04:03 Donc expulsion après la peine, et ça pourrait régler...
04:08 C'est le plus logique.
04:09 ...quelques problèmes de surpopulation des prisons.
04:13 La délinquance des mineurs, c'est vraiment ce qu'on a le plus de mal à combattre en France.
04:16 Oui, bien sûr.
04:17 Le grand banditisme, on sait combattre.
04:19 Oui.
04:20 Non, le vrai sujet, et on l'a vu au moment des émeutes...
04:25 La grande délinquance, oui, la petite délinquance.
04:27 Ce n'est pas qu'on n'a pas du mal à la combattre.
04:29 Enfin, on a du mal à vouloir vraiment la réprimer,
04:31 et je pense aussi à ouvrir les yeux un petit peu sur ce qu'est notre jeunesse,
04:35 une certaine jeunesse en France,
04:37 et que, comment vous dire,
04:39 non pas que ces jeunes soient forcément totalement toujours conscients,
04:43 mais quand même, je veux dire, quand on a 16-17 ans,
04:46 qu'on a été condamné trois, quatre, cinq, six fois à du trafic de drogue,
04:50 je pense qu'à un moment, on doit ouvrir les yeux
04:54 et adapter notre dispositif juridique.
04:57 Vous savez, le droit, ce n'est pas un totem.

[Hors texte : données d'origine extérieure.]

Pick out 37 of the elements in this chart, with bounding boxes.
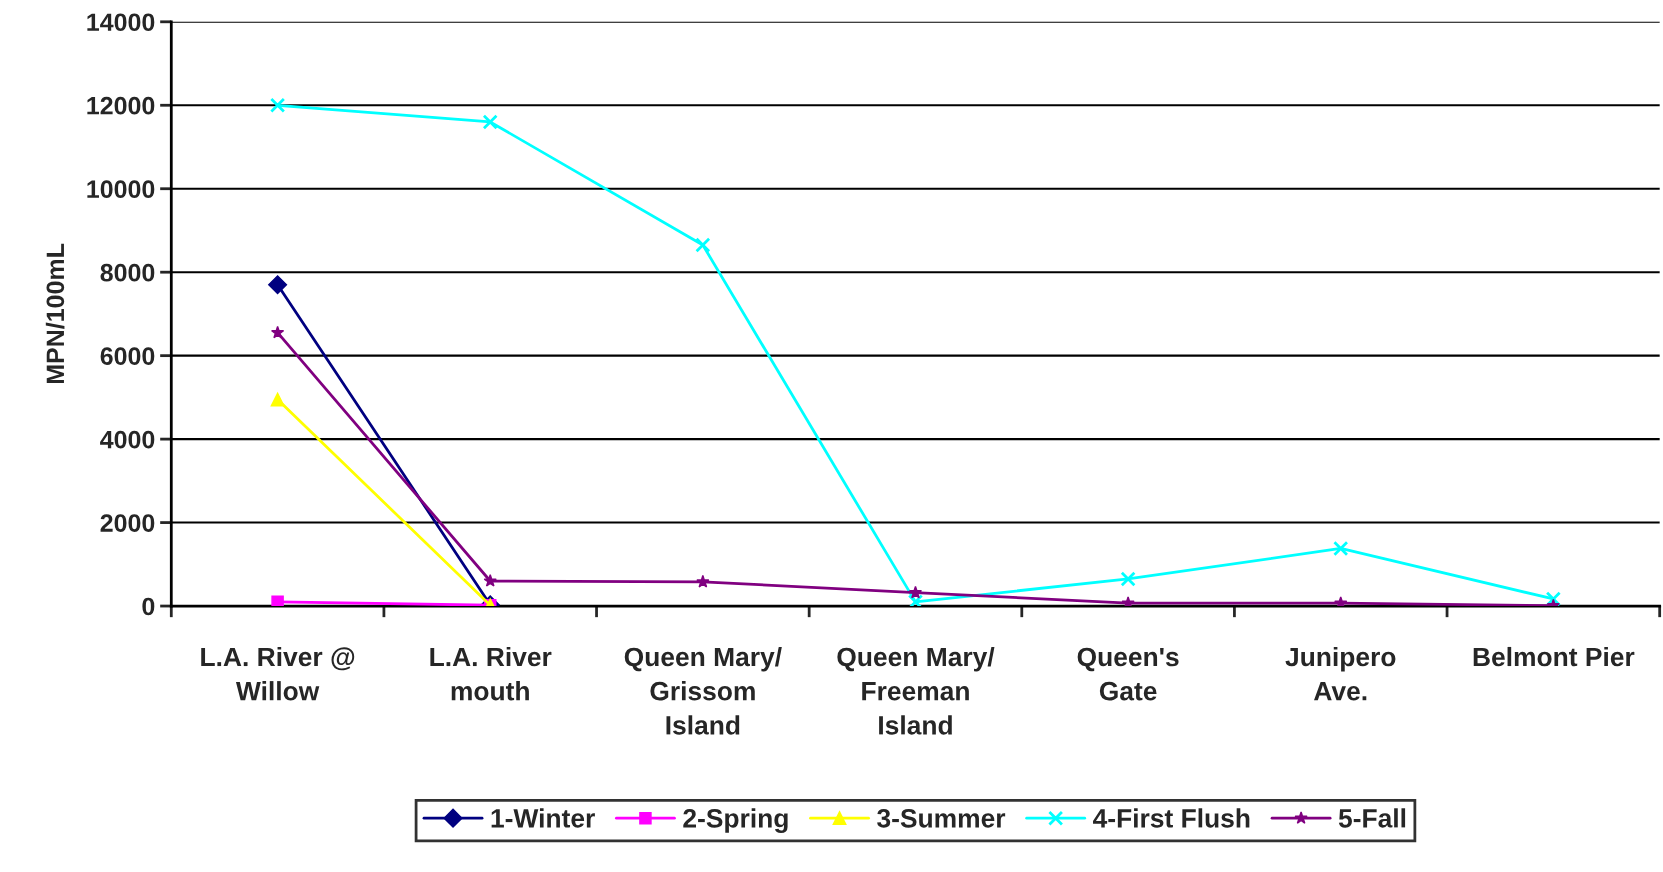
point <box>268 275 288 295</box>
y-axis-title: MPN/100mL <box>45 243 65 384</box>
legend-label: 3-Summer <box>877 808 1006 828</box>
y-tick-label: 6000 <box>100 347 155 365</box>
x-tick-label: Queen's Gate <box>1077 647 1179 701</box>
legend-label: 1-Winter <box>491 808 595 828</box>
point <box>696 574 710 588</box>
point <box>1334 596 1348 607</box>
y-tick-label: 10000 <box>87 180 155 199</box>
y-tick-label: 12000 <box>87 96 155 115</box>
point <box>270 392 285 407</box>
legend-label: 4-First Flush <box>1093 808 1250 828</box>
x-tick-label: L.A. River @ Willow <box>201 646 355 701</box>
y-tick-label: 0 <box>142 597 155 616</box>
point <box>1333 540 1349 557</box>
x-tick-label: L.A. River mouth <box>430 646 552 701</box>
point <box>270 325 285 339</box>
point <box>1545 591 1561 607</box>
point <box>695 237 711 253</box>
point <box>269 97 286 113</box>
x-tick-label: Junipero Ave. <box>1285 646 1396 701</box>
point <box>271 595 284 607</box>
y-tick-label: 2000 <box>100 514 155 532</box>
point <box>1120 571 1136 587</box>
point <box>907 594 924 607</box>
legend-label: 2-Spring <box>683 808 788 833</box>
point <box>482 114 498 130</box>
x-tick-label: Belmont Pier <box>1473 646 1635 667</box>
point <box>908 585 923 599</box>
x-tick-label: Queen Mary/ Grissom Island <box>624 646 782 735</box>
point <box>1121 596 1135 607</box>
y-tick-label: 4000 <box>100 430 155 449</box>
x-tick-label: Queen Mary/ Freeman Island <box>837 646 995 735</box>
y-tick-label: 14000 <box>87 13 155 32</box>
y-tick-label: 8000 <box>100 263 155 282</box>
point <box>483 574 497 587</box>
legend-label: 5-Fall <box>1338 808 1406 828</box>
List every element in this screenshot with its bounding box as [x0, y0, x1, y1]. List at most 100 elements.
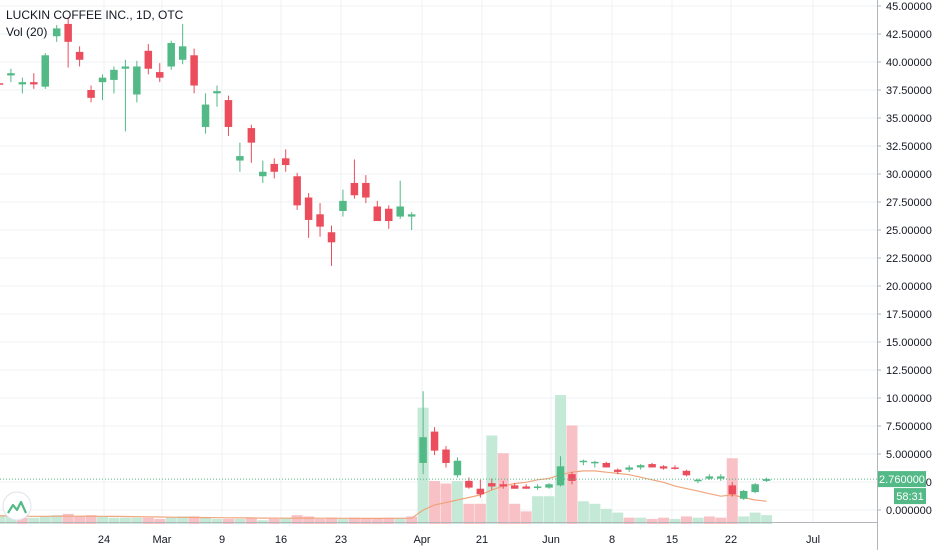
- candle-body: [7, 73, 15, 76]
- logo-mark: [7, 500, 28, 514]
- candle-body: [178, 46, 187, 60]
- price-tick-label: 20.000000: [886, 281, 932, 293]
- price-tick-label: 30.000000: [886, 169, 932, 181]
- volume-bar: [658, 517, 670, 524]
- volume-bar: [520, 511, 532, 524]
- candle-body: [75, 51, 84, 60]
- volume-bar: [39, 516, 51, 524]
- candle-body: [167, 42, 175, 67]
- symbol-title[interactable]: LUCKIN COFFEE INC., 1D, OTC: [6, 8, 184, 22]
- candle-body: [739, 490, 748, 499]
- time-tick-label: 22: [725, 534, 737, 546]
- price-tick-label: 5.000000: [886, 449, 932, 461]
- volume-bar: [119, 517, 131, 524]
- candle-body: [30, 82, 38, 85]
- volume-bar: [268, 518, 280, 524]
- volume-bar: [371, 518, 383, 524]
- candle-body: [350, 182, 359, 196]
- candle-body: [396, 206, 404, 217]
- price-tick-label: 17.500000: [886, 309, 932, 321]
- last-price-label: 2.760000: [879, 474, 925, 486]
- volume-bar: [532, 496, 544, 524]
- candle-body: [327, 232, 336, 243]
- time-tick-label: Jun: [542, 534, 560, 546]
- candle-body: [0, 83, 4, 85]
- candle-body: [190, 55, 198, 86]
- candle-body: [499, 484, 507, 487]
- legend: LUCKIN COFFEE INC., 1D, OTC Vol (20): [6, 7, 183, 41]
- price-tick-label: 45.000000: [886, 1, 932, 13]
- price-tick-label: 40.000000: [886, 57, 932, 69]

04:59 Le droit, il évolue, notre droit, il a évolué.
05:01 Eh bien, nous devons adapter notre droit à la réalité des menaces,
05:05 et il est certain que s'agissant des mineurs,
05:07 il suffit de regarder les chiffres, depuis 40 ans,
05:09 on a une inflation considérable des crimes et des délits commis par les mineurs.
05:15 Donc, évidemment, notre droit, comme la société, doit s'adapter.